Azure Databricks workflow that runs multiple jobs sequentially using the same job cluster

Aravind Raam 20 Reputation points
2024-06-01T14:30:01.2+00:00

Newbie here as far as Azure Databricks and workflows are concerned.

TL/DR version: Is there a way to configure the same job cluster for multiple jobs that are part of the same workflow?

Long version:

We have an ELT process that we have broken down into multiple stages.

  1. Stage 1 - build staging tables (about 25 or so tables) - Extract from source and Load into staging
  2. Stage 2 - build final tables (about 12 tables) - Transform data from staging and load into Final
  3. Stage 3 - run multiple (over 100 rules - across the 12 final tables) business rule validations
  4. Stage 4 - create enterprise specific delimited file (not csv) from the 12 final tables

Now each one of these stages were created as multiple notebooks. Some of these notebooks have a dependency on some other notebook having run first. To test these individual stages, we built a driver notebook that orchestrates the running of the child notebooks in the correct order. So far so good.

Now we are trying to bring these 4 stages into a single workflow. Initially, we were trying to repeat the orchestration by running one driver notebook at a time (set the dependency for the 2nd stage driver notebook to the 1st, the 3rd notebook to the 2nd and so on). This works but the workflow takes long time to run. We tried to parallelize some of the notebooks by changing the dependency to only the ones that matter, but we ran into issues with concurrency errors (even though no 2 notebooks write to the same table; we are still researching this).

As a second attempt, we created a new workflow - daisy chaining the 4 individual workflow jobs that each do 1 stage. But doing this, it appears like each job when it starts tries to spin up its own compute job cluster.

Example:

Task1 (Notebook to set some parameters) ==> Task2 (Run Job1) ==> Task3 (Run Job2) ==> Task4 (Run Job3) ==> Task5 (Run Job4) ==> Task6(Notebook to provide notifications as well as updates)
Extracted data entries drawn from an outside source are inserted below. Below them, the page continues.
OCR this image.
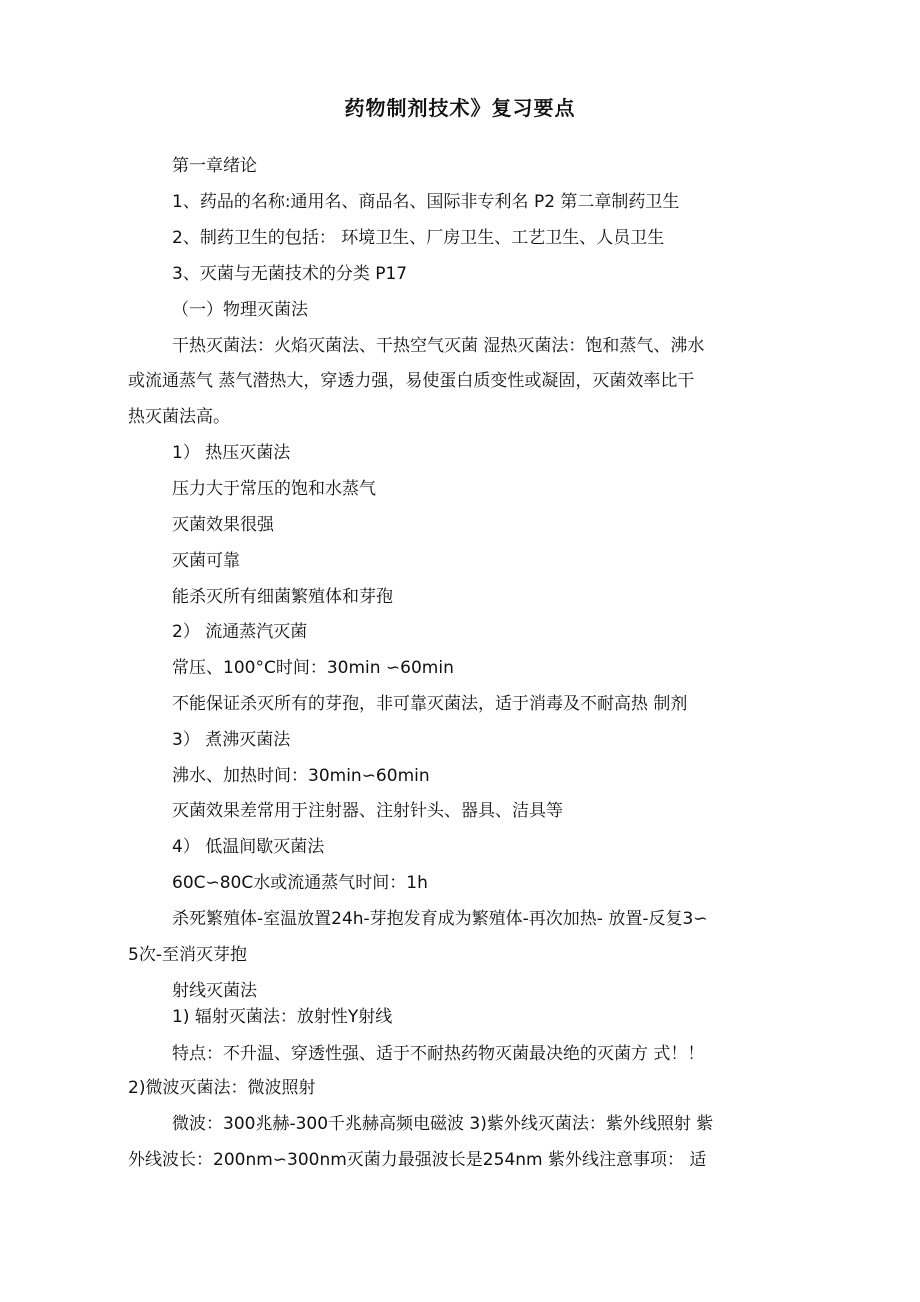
药物制剂技术》复习要点
第一章绪论
1、药品的名称:通用名、商品名、国际非专利名 P2 第二章制药卫生
2、制药卫生的包括： 环境卫生、厂房卫生、工艺卫生、人员卫生
3、灭菌与无菌技术的分类 P17
（一）物理灭菌法
干热灭菌法：火焰灭菌法、干热空气灭菌 湿热灭菌法：饱和蒸气、沸水
或流通蒸气 蒸气潜热大，穿透力强，易使蛋白质变性或凝固，灭菌效率比干
热灭菌法高。
1） 热压灭菌法
压力大于常压的饱和水蒸气
灭菌效果很强
灭菌可靠
能杀灭所有细菌繁殖体和芽孢
2） 流通蒸汽灭菌
常压、100°C时间：30min ∽60min
不能保证杀灭所有的芽孢，非可靠灭菌法，适于消毒及不耐高热 制剂
3） 煮沸灭菌法
沸水、加热时间：30min∽60min
灭菌效果差常用于注射器、注射针头、器具、洁具等
4） 低温间歇灭菌法
60C∽80C水或流通蒸气时间：1h
杀死繁殖体-室温放置24h-芽抱发育成为繁殖体-再次加热- 放置-反复3∽
5次-至消灭芽抱
射线灭菌法
1) 辐射灭菌法：放射性Y射线
特点：不升温、穿透性强、适于不耐热药物灭菌最决绝的灭菌方 式！！
2)微波灭菌法：微波照射
微波：300兆赫-300千兆赫高频电磁波 3)紫外线灭菌法：紫外线照射 紫
外线波长：200nm∽300nm灭菌力最强波长是254nm 紫外线注意事项： 适
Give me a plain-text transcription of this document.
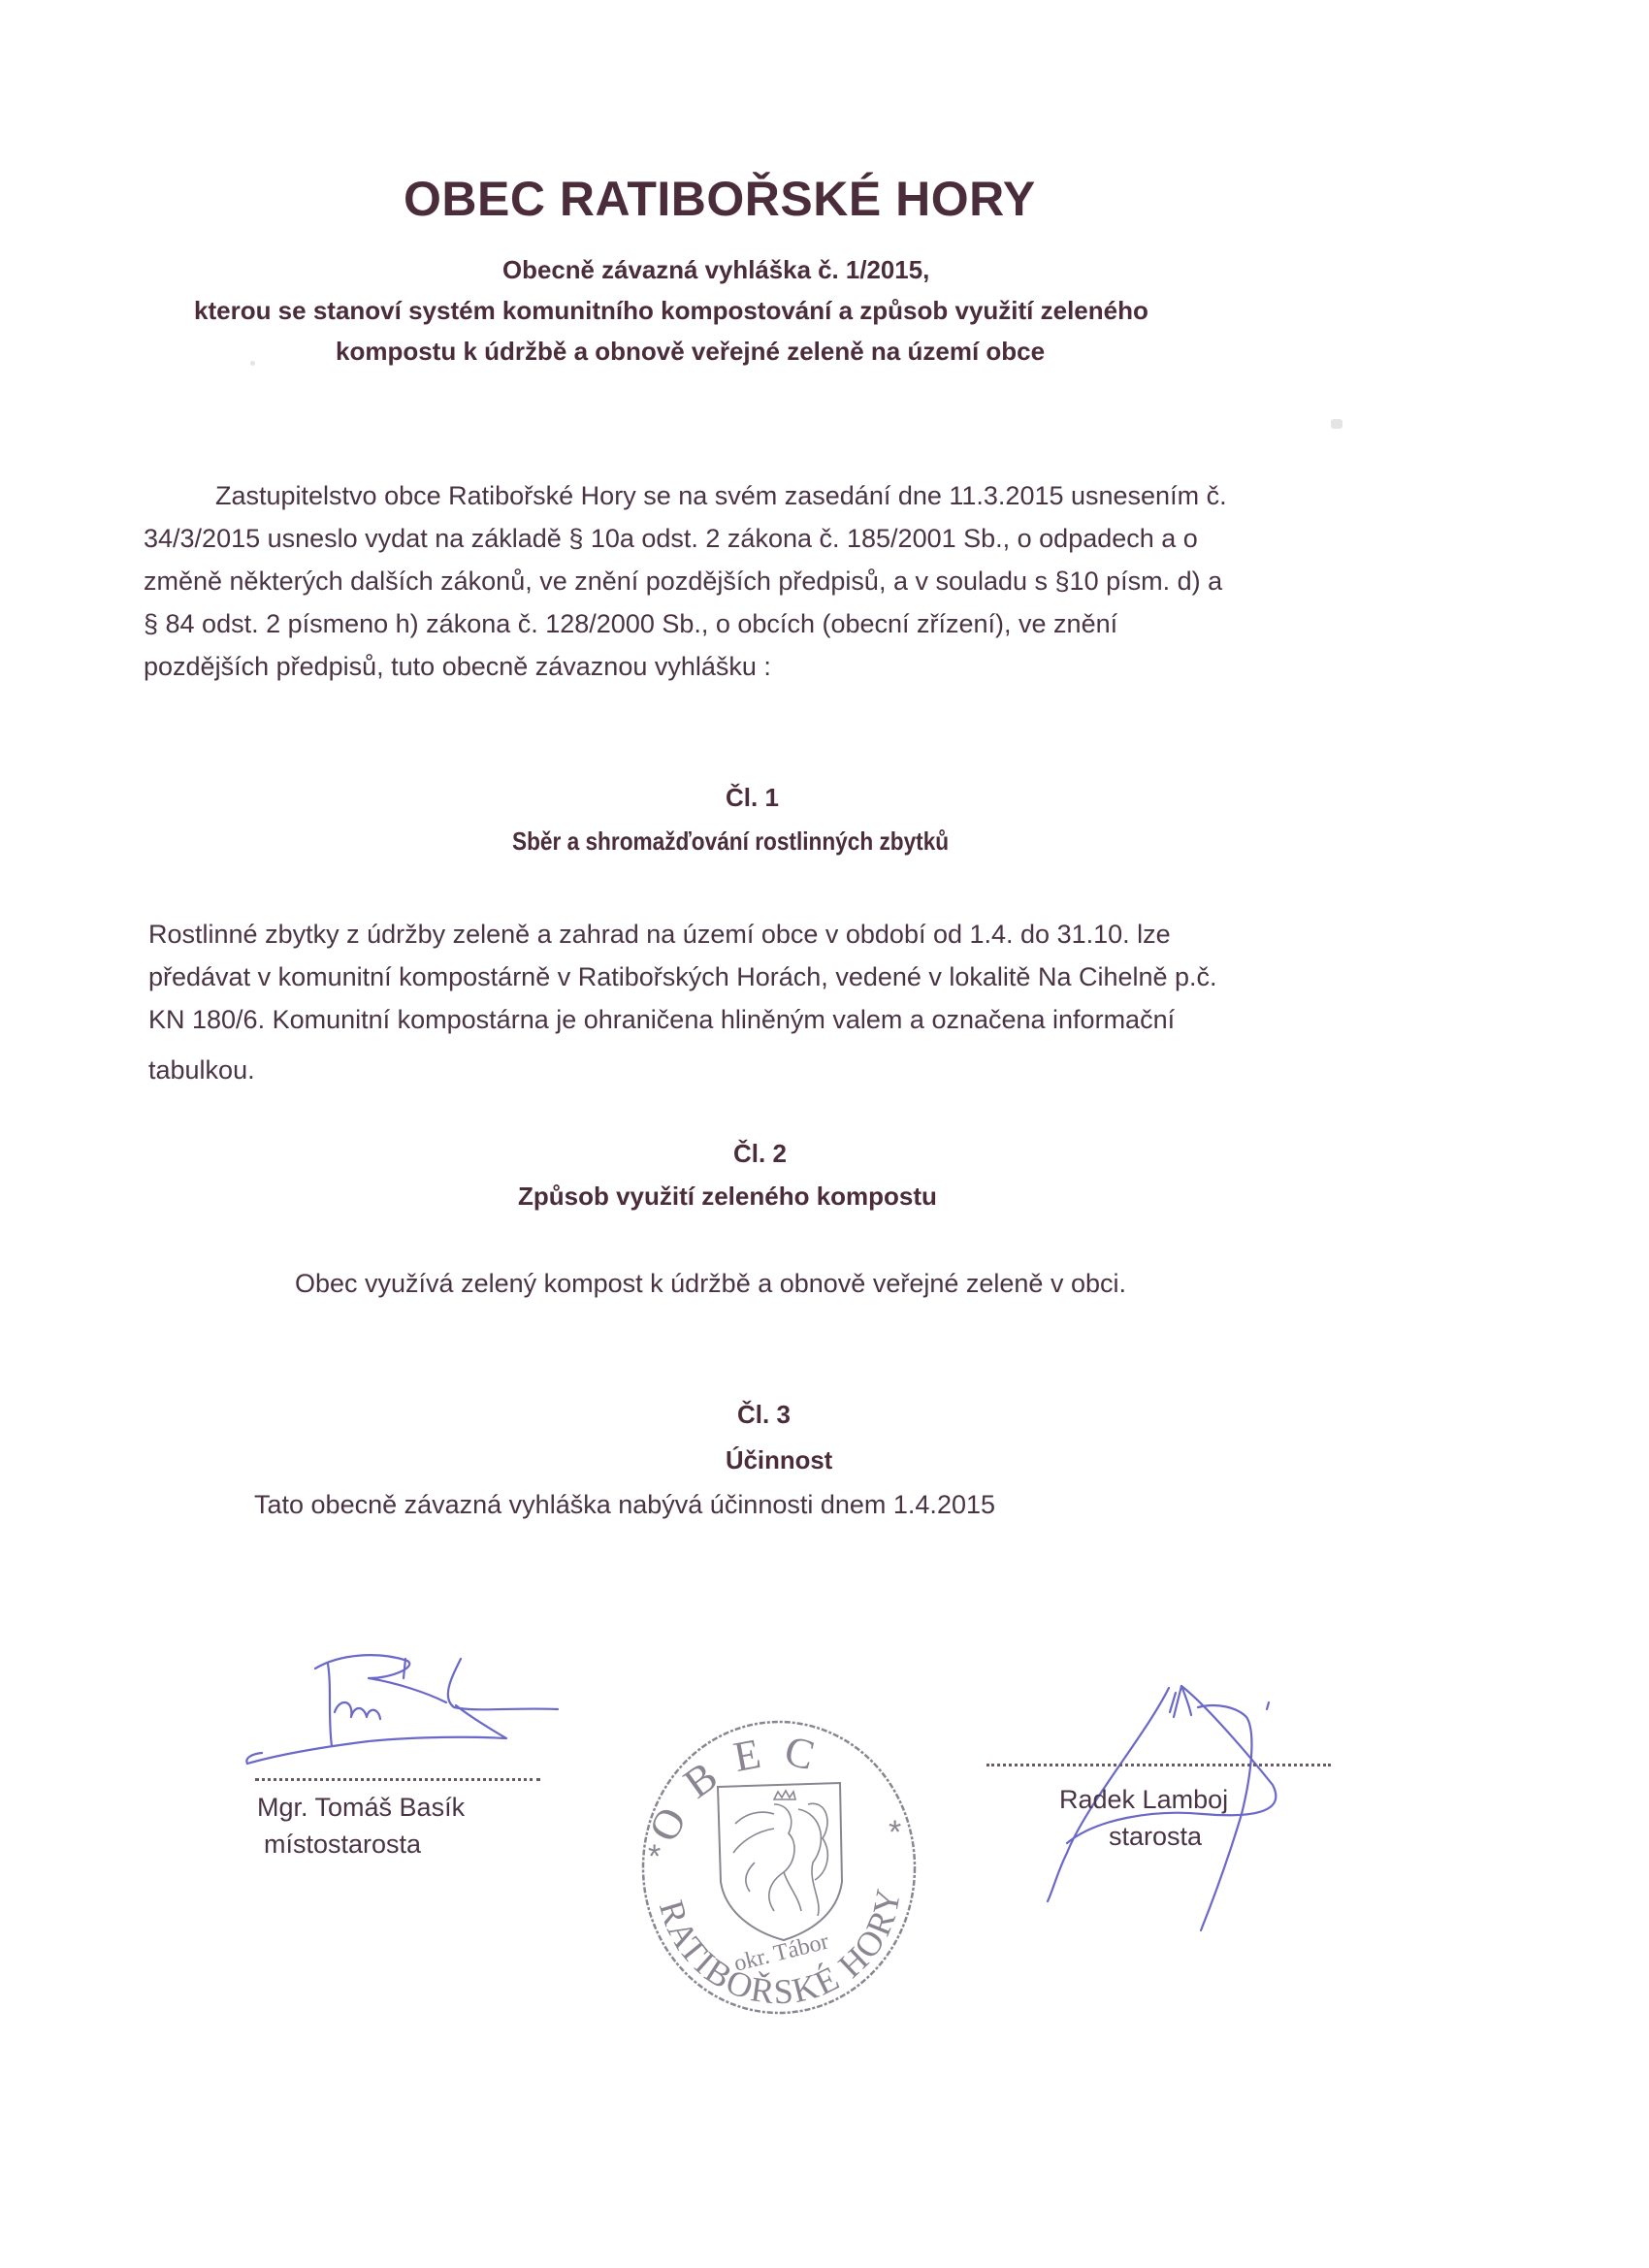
OBEC RATIBOŘSKÉ HORY
Obecně závazná vyhláška č. 1/2015,
kterou se stanoví systém komunitního kompostování a způsob využití zeleného
kompostu k údržbě a obnově veřejné zeleně na území obce
Zastupitelstvo obce Ratibořské Hory se na svém zasedání dne 11.3.2015 usnesením č.
34/3/2015 usneslo vydat na základě § 10a odst. 2 zákona č. 185/2001 Sb., o odpadech a o
změně některých dalších zákonů, ve znění pozdějších předpisů, a v souladu s §10 písm. d) a
§ 84 odst. 2 písmeno h) zákona č. 128/2000 Sb., o obcích (obecní zřízení), ve znění
pozdějších předpisů, tuto obecně závaznou vyhlášku :
Čl. 1
Sběr a shromažďování rostlinných zbytků
Rostlinné zbytky z údržby zeleně a zahrad na území obce v období od 1.4. do 31.10. lze
předávat v komunitní kompostárně v Ratibořských Horách, vedené v lokalitě Na Cihelně p.č.
KN 180/6. Komunitní kompostárna je ohraničena hliněným valem a označena informační
tabulkou.
Čl. 2
Způsob využití zeleného kompostu
Obec využívá zelený kompost k údržbě a obnově veřejné zeleně v obci.
Čl. 3
Účinnost
Tato obecně závazná vyhláška nabývá účinnosti dnem 1.4.2015
Mgr. Tomáš Basík
místostarosta	OBEC
RATIBOŘSKÉ HORY
*
*
okr. Tábor
Radek Lamboj
starosta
Task1 and Task6 appears to use the same job cluster - whereas Task2, 3, 4, and 5, spin up their own clusters and so adds time to the whole workflow process. Is there a way to set the job cluster for the overall workflow and "share" or pass that cluster as a parameter to the individual jobs?

Azure Databricks
Azure Databricks
An Apache Spark-based analytics platform optimized for Azure.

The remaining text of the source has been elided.